Currently, there are over 1,384 cryptocurrencies available for simplicity in this post we’re going to focus on the most popular cryptocurrency, Bitcoin.
Back in the 1990s, when the internet was just getting revved up, a lot of retailers waited to get their websites. They thought maybe the internet was a fad or something only very tech-oriented people would use. Then Jeff Bezos launched Amazon in 1995 as an online bookstore. By 2000 when online sales were racking up more than $5 billion in sales, a lot of companies realized it was time to get a website. Is the same thing going to happen with bitcoin, the most popular cryptocurrency?
Many leading companies are banking that it will, including Expedia, overstock.com, Virgin Galactic and Dominos Pizza, but what about retail grocers?
The Opportunity for Retail Grocers
If you think about it there’s not a lot of difference from a shopper using bitcoin versus a credit card. Customers would pay for their purchase by scanning a smartphone-generated code with a tablet at the checkout counter. Funds would be immediately taken from the customer’s Bitcoin account and transferred to the store. Bitcoin also has low payment processing fees for small purchases.
Taking bitcoin would draw certain customers to grocers who might not choose them otherwise, though it’s hard to tell how many. Bitcoin is still a mystery and still constantly creating controversy.
The Trouble with Bitcoin and Other Cryptocurrency
Stories came out toward the end of 2017 that people were buying cryptocurrencies with credit cards and taking out mortgages because of a spike in the value, but since the price dropped after the first of the year chances are they’ll hang onto their bitcoin in hopes of better days.
Unlike other currencies, Bitcoin is still wildly volatile. The price traveled from about $900 in March of 2017 to nearly $20,000 at the end of 2017 and then back down again to around $9,000 (time of this posting). On the one hand, Bitcoin is getting a validity boost from some groups, like the Commodity Futures Trading Commission which has given employees approval to trade bitcoin. On the other, many banks and government agencies are banning bitcoin transactions, especially purchasing bitcoin with credit cards. And many governments around the world are alleging that they will start regulating Bitcoin and other cryptocurrencies. No one is quite sure where things will end up.
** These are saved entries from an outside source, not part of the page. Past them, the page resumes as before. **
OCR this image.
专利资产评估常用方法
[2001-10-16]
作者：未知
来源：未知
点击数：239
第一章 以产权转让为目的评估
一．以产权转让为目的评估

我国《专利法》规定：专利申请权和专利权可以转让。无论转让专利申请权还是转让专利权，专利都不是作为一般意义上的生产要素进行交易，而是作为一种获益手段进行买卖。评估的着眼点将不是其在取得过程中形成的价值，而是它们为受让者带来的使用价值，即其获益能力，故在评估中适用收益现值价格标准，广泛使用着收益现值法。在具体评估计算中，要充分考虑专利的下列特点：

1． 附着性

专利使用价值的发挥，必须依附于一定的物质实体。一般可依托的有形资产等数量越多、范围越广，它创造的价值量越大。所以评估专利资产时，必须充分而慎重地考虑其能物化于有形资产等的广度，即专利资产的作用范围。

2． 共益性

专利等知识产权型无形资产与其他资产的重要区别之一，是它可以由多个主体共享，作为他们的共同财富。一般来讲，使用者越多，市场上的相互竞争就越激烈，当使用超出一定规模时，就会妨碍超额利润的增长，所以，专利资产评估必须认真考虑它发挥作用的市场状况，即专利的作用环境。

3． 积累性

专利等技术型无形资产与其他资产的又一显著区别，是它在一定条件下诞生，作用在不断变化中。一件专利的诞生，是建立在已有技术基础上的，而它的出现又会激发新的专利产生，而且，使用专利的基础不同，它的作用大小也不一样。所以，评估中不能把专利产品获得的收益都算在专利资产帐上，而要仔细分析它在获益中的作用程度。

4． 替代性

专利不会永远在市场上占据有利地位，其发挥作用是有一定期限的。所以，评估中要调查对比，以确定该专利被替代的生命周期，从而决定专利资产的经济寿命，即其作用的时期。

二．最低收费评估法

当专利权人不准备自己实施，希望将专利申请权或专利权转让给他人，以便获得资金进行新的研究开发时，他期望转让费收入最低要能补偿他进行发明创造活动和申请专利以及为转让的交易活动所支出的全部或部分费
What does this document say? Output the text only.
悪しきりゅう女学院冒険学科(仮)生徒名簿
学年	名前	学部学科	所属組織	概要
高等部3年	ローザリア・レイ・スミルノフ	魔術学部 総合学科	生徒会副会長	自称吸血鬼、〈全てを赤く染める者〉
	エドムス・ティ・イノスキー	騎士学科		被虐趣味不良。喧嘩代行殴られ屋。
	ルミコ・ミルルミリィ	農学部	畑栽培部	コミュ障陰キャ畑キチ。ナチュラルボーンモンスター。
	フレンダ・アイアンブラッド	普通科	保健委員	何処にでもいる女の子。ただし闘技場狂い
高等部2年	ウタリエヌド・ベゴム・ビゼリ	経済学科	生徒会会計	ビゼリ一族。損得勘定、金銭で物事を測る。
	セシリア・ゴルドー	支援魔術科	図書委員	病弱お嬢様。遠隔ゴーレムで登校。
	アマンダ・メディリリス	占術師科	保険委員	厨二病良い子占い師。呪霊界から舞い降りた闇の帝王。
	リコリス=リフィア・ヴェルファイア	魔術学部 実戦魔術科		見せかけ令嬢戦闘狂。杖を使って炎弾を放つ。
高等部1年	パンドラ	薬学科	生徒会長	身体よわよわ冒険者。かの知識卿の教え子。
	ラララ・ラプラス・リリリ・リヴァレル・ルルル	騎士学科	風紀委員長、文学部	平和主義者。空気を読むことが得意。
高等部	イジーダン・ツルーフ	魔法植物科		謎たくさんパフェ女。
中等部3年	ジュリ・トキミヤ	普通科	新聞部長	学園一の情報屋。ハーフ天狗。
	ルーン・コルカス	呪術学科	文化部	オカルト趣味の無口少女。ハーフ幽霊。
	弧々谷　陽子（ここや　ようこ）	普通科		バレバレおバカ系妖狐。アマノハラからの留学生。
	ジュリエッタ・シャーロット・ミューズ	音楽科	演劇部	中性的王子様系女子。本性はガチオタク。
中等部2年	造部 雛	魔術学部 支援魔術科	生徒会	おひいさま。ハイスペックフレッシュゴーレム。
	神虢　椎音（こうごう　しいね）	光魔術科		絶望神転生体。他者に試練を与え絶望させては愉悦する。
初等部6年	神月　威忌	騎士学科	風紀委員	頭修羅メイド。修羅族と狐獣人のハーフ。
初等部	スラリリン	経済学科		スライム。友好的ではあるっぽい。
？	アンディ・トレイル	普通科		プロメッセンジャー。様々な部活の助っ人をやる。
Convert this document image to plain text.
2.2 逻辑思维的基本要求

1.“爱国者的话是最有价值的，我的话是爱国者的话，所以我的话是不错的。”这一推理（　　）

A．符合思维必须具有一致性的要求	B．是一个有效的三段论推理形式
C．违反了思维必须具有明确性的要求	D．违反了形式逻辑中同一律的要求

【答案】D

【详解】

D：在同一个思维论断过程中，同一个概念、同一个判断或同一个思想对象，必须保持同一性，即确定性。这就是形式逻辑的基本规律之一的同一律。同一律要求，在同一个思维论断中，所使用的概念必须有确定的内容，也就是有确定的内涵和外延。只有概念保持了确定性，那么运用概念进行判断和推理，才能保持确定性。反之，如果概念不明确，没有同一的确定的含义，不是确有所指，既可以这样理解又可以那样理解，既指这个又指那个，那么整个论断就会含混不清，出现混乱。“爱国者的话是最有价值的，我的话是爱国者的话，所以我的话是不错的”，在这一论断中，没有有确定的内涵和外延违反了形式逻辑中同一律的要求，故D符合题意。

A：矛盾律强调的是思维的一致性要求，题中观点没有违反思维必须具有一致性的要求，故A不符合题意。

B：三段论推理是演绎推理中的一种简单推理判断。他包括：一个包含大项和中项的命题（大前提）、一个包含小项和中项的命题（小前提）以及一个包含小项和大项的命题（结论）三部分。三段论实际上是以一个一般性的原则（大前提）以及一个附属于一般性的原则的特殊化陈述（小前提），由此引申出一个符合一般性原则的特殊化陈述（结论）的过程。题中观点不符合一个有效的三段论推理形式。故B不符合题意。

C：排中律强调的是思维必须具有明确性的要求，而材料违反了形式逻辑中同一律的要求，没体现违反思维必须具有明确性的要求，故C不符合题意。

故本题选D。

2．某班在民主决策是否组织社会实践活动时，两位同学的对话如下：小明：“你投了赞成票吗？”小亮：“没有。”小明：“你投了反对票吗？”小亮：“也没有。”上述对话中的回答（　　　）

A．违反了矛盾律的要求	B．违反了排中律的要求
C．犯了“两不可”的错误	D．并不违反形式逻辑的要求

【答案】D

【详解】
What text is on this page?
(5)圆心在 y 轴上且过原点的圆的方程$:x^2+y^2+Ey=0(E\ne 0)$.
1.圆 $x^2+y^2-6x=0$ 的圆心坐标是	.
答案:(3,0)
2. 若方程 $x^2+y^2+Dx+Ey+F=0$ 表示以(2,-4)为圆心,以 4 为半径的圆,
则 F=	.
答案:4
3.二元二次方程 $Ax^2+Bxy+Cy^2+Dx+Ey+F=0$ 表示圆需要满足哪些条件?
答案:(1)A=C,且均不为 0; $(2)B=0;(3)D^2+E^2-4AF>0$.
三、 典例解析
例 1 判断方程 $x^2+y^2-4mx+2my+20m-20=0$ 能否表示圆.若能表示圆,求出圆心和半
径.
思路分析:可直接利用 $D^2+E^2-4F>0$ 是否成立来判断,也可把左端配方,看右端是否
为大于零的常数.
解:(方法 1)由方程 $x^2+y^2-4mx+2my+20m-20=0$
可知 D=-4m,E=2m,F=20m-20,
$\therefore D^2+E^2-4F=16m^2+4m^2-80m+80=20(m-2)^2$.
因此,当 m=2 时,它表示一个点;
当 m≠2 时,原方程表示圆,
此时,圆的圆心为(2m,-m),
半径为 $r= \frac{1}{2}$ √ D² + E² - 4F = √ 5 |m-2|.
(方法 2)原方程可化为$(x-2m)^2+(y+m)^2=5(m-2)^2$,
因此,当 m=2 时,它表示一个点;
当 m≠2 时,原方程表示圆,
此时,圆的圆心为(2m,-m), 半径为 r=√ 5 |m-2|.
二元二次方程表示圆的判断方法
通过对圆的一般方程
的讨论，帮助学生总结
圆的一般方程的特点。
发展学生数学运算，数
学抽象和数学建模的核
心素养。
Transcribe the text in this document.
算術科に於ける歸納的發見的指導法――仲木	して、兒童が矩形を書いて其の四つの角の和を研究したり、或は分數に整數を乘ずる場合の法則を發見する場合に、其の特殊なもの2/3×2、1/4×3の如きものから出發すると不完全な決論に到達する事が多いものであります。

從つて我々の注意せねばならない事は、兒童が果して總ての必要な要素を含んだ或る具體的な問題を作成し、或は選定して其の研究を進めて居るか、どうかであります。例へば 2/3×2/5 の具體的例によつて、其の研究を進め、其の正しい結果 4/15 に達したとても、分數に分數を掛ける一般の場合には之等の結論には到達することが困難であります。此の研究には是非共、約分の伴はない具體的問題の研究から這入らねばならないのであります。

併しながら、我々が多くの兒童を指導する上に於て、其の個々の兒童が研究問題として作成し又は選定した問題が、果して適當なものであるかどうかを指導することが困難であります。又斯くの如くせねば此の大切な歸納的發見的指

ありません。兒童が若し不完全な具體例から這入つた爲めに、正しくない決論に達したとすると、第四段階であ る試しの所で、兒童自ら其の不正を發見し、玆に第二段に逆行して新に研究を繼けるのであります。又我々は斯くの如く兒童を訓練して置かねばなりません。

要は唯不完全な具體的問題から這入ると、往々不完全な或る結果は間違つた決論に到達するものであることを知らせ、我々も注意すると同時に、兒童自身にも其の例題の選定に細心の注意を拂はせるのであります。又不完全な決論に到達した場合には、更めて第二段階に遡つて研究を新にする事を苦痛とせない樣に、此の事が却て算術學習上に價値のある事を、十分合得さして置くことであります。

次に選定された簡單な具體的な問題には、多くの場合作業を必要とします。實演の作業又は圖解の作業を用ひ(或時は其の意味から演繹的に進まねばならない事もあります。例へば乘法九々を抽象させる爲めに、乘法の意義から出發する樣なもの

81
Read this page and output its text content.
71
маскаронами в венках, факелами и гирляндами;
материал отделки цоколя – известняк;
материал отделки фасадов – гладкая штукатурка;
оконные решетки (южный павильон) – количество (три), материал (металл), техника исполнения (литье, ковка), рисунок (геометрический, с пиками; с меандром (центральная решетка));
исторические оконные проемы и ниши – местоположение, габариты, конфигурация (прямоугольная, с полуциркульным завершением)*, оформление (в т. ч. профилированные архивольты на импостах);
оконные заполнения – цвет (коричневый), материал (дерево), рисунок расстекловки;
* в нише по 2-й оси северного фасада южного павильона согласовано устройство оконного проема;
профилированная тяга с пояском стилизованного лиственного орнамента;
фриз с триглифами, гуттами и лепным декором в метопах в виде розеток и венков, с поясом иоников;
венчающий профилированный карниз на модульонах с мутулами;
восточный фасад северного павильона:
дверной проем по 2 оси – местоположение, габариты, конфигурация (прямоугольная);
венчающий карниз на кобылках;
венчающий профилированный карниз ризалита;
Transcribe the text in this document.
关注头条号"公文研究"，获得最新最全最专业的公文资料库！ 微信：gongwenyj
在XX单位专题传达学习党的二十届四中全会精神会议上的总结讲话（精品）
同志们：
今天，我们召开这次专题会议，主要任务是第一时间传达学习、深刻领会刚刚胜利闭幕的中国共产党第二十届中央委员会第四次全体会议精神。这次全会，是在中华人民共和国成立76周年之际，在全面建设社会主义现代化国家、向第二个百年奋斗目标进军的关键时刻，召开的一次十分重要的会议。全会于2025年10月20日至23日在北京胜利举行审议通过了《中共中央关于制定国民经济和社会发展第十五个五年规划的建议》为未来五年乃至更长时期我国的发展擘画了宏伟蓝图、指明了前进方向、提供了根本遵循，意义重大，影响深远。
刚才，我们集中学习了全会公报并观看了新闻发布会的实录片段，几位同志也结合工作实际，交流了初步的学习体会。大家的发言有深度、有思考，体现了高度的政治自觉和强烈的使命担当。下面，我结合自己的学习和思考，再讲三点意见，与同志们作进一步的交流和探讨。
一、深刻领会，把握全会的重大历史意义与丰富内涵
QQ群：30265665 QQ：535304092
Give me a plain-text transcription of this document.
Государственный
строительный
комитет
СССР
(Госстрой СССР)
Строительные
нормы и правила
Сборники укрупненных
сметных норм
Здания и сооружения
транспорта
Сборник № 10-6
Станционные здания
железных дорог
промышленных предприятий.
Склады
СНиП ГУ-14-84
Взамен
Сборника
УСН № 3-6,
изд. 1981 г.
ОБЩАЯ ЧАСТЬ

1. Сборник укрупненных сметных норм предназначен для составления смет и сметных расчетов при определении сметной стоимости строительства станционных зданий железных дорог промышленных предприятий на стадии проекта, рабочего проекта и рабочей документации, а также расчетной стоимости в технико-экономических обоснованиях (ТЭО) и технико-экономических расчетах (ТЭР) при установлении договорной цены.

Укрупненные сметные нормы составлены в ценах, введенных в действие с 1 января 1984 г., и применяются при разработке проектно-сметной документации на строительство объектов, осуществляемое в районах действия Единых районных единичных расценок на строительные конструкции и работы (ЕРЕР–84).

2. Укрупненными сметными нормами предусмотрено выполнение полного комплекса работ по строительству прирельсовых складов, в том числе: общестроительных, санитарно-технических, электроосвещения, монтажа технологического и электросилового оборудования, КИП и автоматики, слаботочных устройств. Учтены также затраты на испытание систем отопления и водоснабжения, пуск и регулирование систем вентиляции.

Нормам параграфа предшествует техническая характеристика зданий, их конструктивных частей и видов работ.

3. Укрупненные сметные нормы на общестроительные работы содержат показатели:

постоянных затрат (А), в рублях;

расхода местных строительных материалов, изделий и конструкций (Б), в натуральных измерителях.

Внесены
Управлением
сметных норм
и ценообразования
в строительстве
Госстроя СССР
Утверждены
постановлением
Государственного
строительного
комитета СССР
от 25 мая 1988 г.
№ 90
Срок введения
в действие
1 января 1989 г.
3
Also, sometimes the network gets sluggish-especially during peak trading times. One bitcoin owner said a $9 transaction took two days to process.
Another problem, for customers anyway, is that the IRS doesn’t treat bitcoin as currency but as property, so every transaction in which a customer uses bitcoin to pay is subject to a capital gains tax.
The Future of Cryptocurrency at Retail
Inc. columnist Erin Mack, argues Bitcoin will have its ups and downs in these early stages just like tech stocks did. But cryptocurrency is likely to become huge in the future.
On the other hand, even a change like taking credit and debit cards with chips has been a slow and sometimes painful rollout.
Retailers will have to watch closely to determine when the critical mass of crypto shoppers and social and governmental acceptance signal it’s time to jump in and accept cryptocurrencies and when that time comes grocers better be ready.